Asian cricket body to chalk out plans for ‘wise’ spending of reduced funds.

Nabeel Hashmi April 15, 2014
The alleged non-payment of World Twenty20 dues to the Nepal team was one of the main points of the agenda in the meeting. PHOTO: PCB

KARACHI: Deduction in funds of the Asian Cricket Council (ACC) as a consequence of the establishment of the ‘Big Three’ in the International Cricket Council (ICC) was a key agenda in the ACC  development committee meeting held in Lahore on Tuesday.

Pakistan Cricket Board (PCB) Chairman Najam Sethi headed the meeting at the National Cricket Academy (NCA), while other participants included PCB Chief Operating Officer Subhan Ahmed, ACC Chief Executive Ashraf ul Haq, Bandula Warnapura (ACC Development Manager) and others.

“The proposed changes in the ICC will now hit the ACC because its budget will now be cut down,” an official, who attended the meeting, told The Express Tribune.

“Presently, there is a divided opinion among members on whether to support countries such as Iran or China where cricket isn’t taken seriously.

“There is a strong feeling that the reduced budget means that the ACC will now have to spend wisely only in countries where cricket thrives.”

It has also been learnt that the ongoing saga in
Nepal about the non-payment of World Twenty20 dues to the country’s cricket team was also discussed extensively.

“We’ve learnt that the payment has been made to the Nepal Cricket Association,” said the official. “However, the higher officials there are not distributing the money to the players and the ACC will look into the matter in order to maintain transparency.”

‘PCB, government should continue efforts’

Talking to The Express Tribune, ACC Chief Executive Haq stressed that it was up to the PCB and the government to make efforts for the return of international cricket.

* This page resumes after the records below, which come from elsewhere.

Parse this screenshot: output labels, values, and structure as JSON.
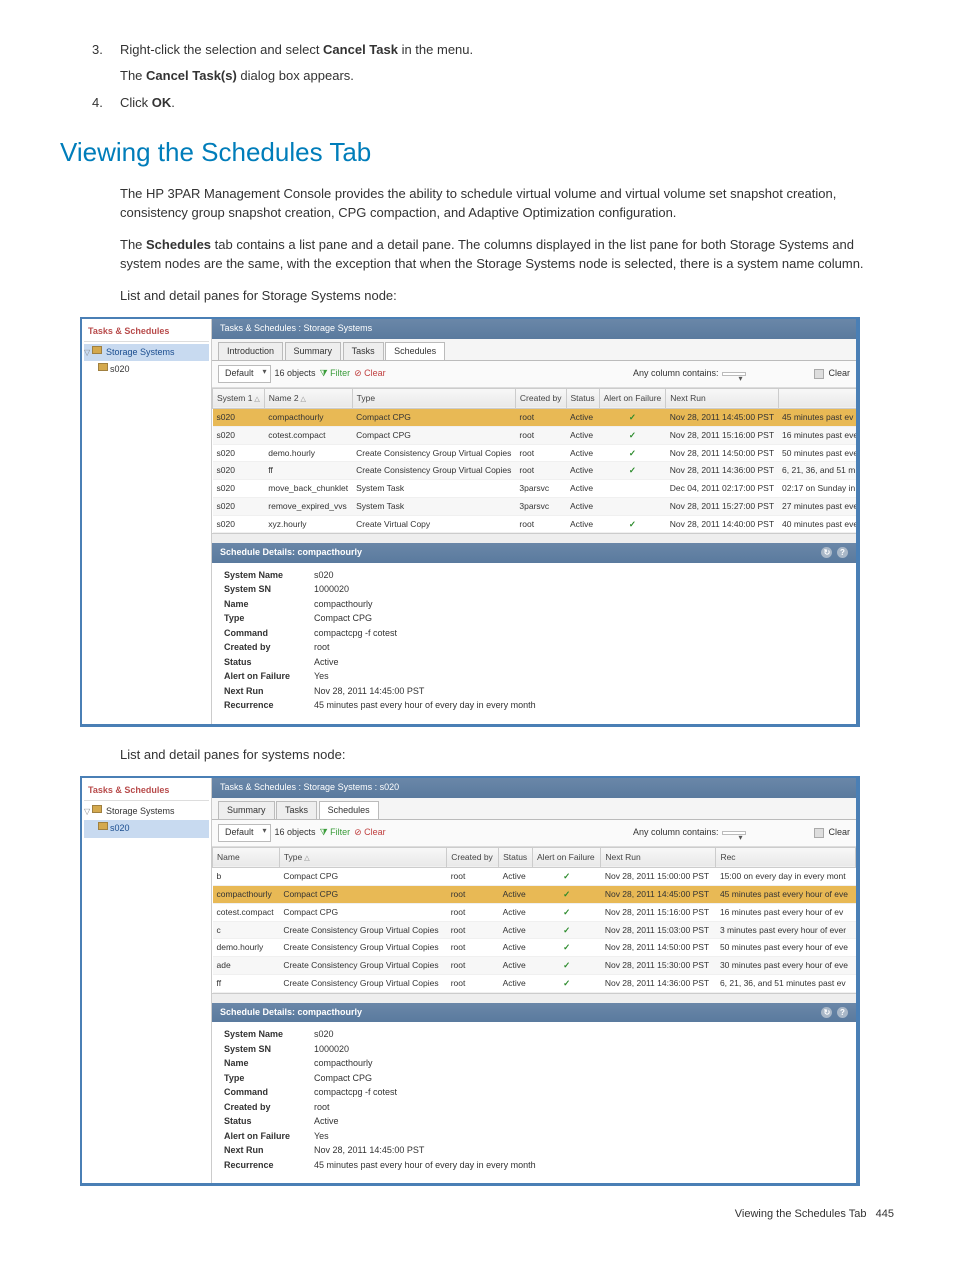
{
  "steps": [
    {
      "num": "3.",
      "text_a": "Right-click the selection and select ",
      "bold": "Cancel Task",
      "text_b": " in the menu.",
      "sub_a": "The ",
      "sub_bold": "Cancel Task(s)",
      "sub_b": " dialog box appears."
    },
    {
      "num": "4.",
      "text_a": "Click ",
      "bold": "OK",
      "text_b": "."
    }
  ],
  "section_title": "Viewing the Schedules Tab",
  "para1": "The HP 3PAR Management Console provides the ability to schedule virtual volume and virtual volume set snapshot creation, consistency group snapshot creation, CPG compaction, and Adaptive Optimization configuration.",
  "para2_a": "The ",
  "para2_bold": "Schedules",
  "para2_b": " tab contains a list pane and a detail pane. The columns displayed in the list pane for both Storage Systems and system nodes are the same, with the exception that when the Storage Systems node is selected, there is a system name column.",
  "caption1": "List and detail panes for Storage Systems node:",
  "caption2": "List and detail panes for systems node:",
  "footer_text": "Viewing the Schedules Tab",
  "footer_page": "445",
  "nav": {
    "title": "Tasks & Schedules",
    "root": "Storage Systems",
    "child": "s020"
  },
  "shot1": {
    "breadcrumb": "Tasks & Schedules : Storage Systems",
    "tabs": [
      "Introduction",
      "Summary",
      "Tasks",
      "Schedules"
    ],
    "active_tab": 3,
    "filter_default": "Default",
    "filter_count": "16 objects",
    "filter_link": "Filter",
    "clear_link": "Clear",
    "any_col": "Any column contains:",
    "export_label": "Clear",
    "headers": [
      "System",
      "Name",
      "Type",
      "Created by",
      "Status",
      "Alert on Failure",
      "Next Run",
      ""
    ],
    "rows": [
      [
        "s020",
        "compacthourly",
        "Compact CPG",
        "root",
        "Active",
        "✓",
        "Nov 28, 2011 14:45:00 PST",
        "45 minutes past ev"
      ],
      [
        "s020",
        "cotest.compact",
        "Compact CPG",
        "root",
        "Active",
        "✓",
        "Nov 28, 2011 15:16:00 PST",
        "16 minutes past eve"
      ],
      [
        "s020",
        "demo.hourly",
        "Create Consistency Group Virtual Copies",
        "root",
        "Active",
        "✓",
        "Nov 28, 2011 14:50:00 PST",
        "50 minutes past eve"
      ],
      [
        "s020",
        "ff",
        "Create Consistency Group Virtual Copies",
        "root",
        "Active",
        "✓",
        "Nov 28, 2011 14:36:00 PST",
        "6, 21, 36, and 51 m"
      ],
      [
        "s020",
        "move_back_chunklet",
        "System Task",
        "3parsvc",
        "Active",
        "",
        "Dec 04, 2011 02:17:00 PST",
        "02:17 on Sunday in"
      ],
      [
        "s020",
        "remove_expired_vvs",
        "System Task",
        "3parsvc",
        "Active",
        "",
        "Nov 28, 2011 15:27:00 PST",
        "27 minutes past eve"
      ],
      [
        "s020",
        "xyz.hourly",
        "Create Virtual Copy",
        "root",
        "Active",
        "✓",
        "Nov 28, 2011 14:40:00 PST",
        "40 minutes past eve"
      ]
    ],
    "details_title": "Schedule Details: compacthourly",
    "details": [
      [
        "System Name",
        "s020"
      ],
      [
        "System SN",
        "1000020"
      ],
      [
        "Name",
        "compacthourly"
      ],
      [
        "Type",
        "Compact CPG"
      ],
      [
        "Command",
        "compactcpg -f cotest"
      ],
      [
        "Created by",
        "root"
      ],
      [
        "Status",
        "Active"
      ],
      [
        "Alert on Failure",
        "Yes"
      ],
      [
        "Next Run",
        "Nov 28, 2011 14:45:00 PST"
      ],
      [
        "Recurrence",
        "45 minutes past every hour of every day in every month"
      ]
    ]
  },
  "shot2": {
    "breadcrumb": "Tasks & Schedules : Storage Systems : s020",
    "tabs": [
      "Summary",
      "Tasks",
      "Schedules"
    ],
    "active_tab": 2,
    "filter_default": "Default",
    "filter_count": "16 objects",
    "filter_link": "Filter",
    "clear_link": "Clear",
    "any_col": "Any column contains:",
    "export_label": "Clear",
    "headers": [
      "Name",
      "Type",
      "Created by",
      "Status",
      "Alert on Failure",
      "Next Run",
      "Rec"
    ],
    "rows": [
      [
        "b",
        "Compact CPG",
        "root",
        "Active",
        "✓",
        "Nov 28, 2011 15:00:00 PST",
        "15:00 on every day in every mont"
      ],
      [
        "compacthourly",
        "Compact CPG",
        "root",
        "Active",
        "✓",
        "Nov 28, 2011 14:45:00 PST",
        "45 minutes past every hour of eve"
      ],
      [
        "cotest.compact",
        "Compact CPG",
        "root",
        "Active",
        "✓",
        "Nov 28, 2011 15:16:00 PST",
        "16 minutes past every hour of ev"
      ],
      [
        "c",
        "Create Consistency Group Virtual Copies",
        "root",
        "Active",
        "✓",
        "Nov 28, 2011 15:03:00 PST",
        "3 minutes past every hour of ever"
      ],
      [
        "demo.hourly",
        "Create Consistency Group Virtual Copies",
        "root",
        "Active",
        "✓",
        "Nov 28, 2011 14:50:00 PST",
        "50 minutes past every hour of eve"
      ],
      [
        "ade",
        "Create Consistency Group Virtual Copies",
        "root",
        "Active",
        "✓",
        "Nov 28, 2011 15:30:00 PST",
        "30 minutes past every hour of eve"
      ],
      [
        "ff",
        "Create Consistency Group Virtual Copies",
        "root",
        "Active",
        "✓",
        "Nov 28, 2011 14:36:00 PST",
        "6, 21, 36, and 51 minutes past ev"
      ]
    ],
    "details_title": "Schedule Details: compacthourly",
    "details": [
      [
        "System Name",
        "s020"
      ],
      [
        "System SN",
        "1000020"
      ],
      [
        "Name",
        "compacthourly"
      ],
      [
        "Type",
        "Compact CPG"
      ],
      [
        "Command",
        "compactcpg -f cotest"
      ],
      [
        "Created by",
        "root"
      ],
      [
        "Status",
        "Active"
      ],
      [
        "Alert on Failure",
        "Yes"
      ],
      [
        "Next Run",
        "Nov 28, 2011 14:45:00 PST"
      ],
      [
        "Recurrence",
        "45 minutes past every hour of every day in every month"
      ]
    ]
  }
}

Haq said that that there were fears regarding Bangladesh hosting Asia Cup and World Twenty20, but the country managed to put up a good show due to coordination between Bangladesh Cricket Board (BCB) and authorities.

“We want international cricket to return to Pakistan, but PCB and the government would have to go all out to reinstall confidence in international teams.

“It might take six months, a year or two years but the stakeholders must make some move by welcoming teams even like Nepal or the UAE to Pakistan,” concluded Haq.


Published in The Express Tribune, April 16th, 2014.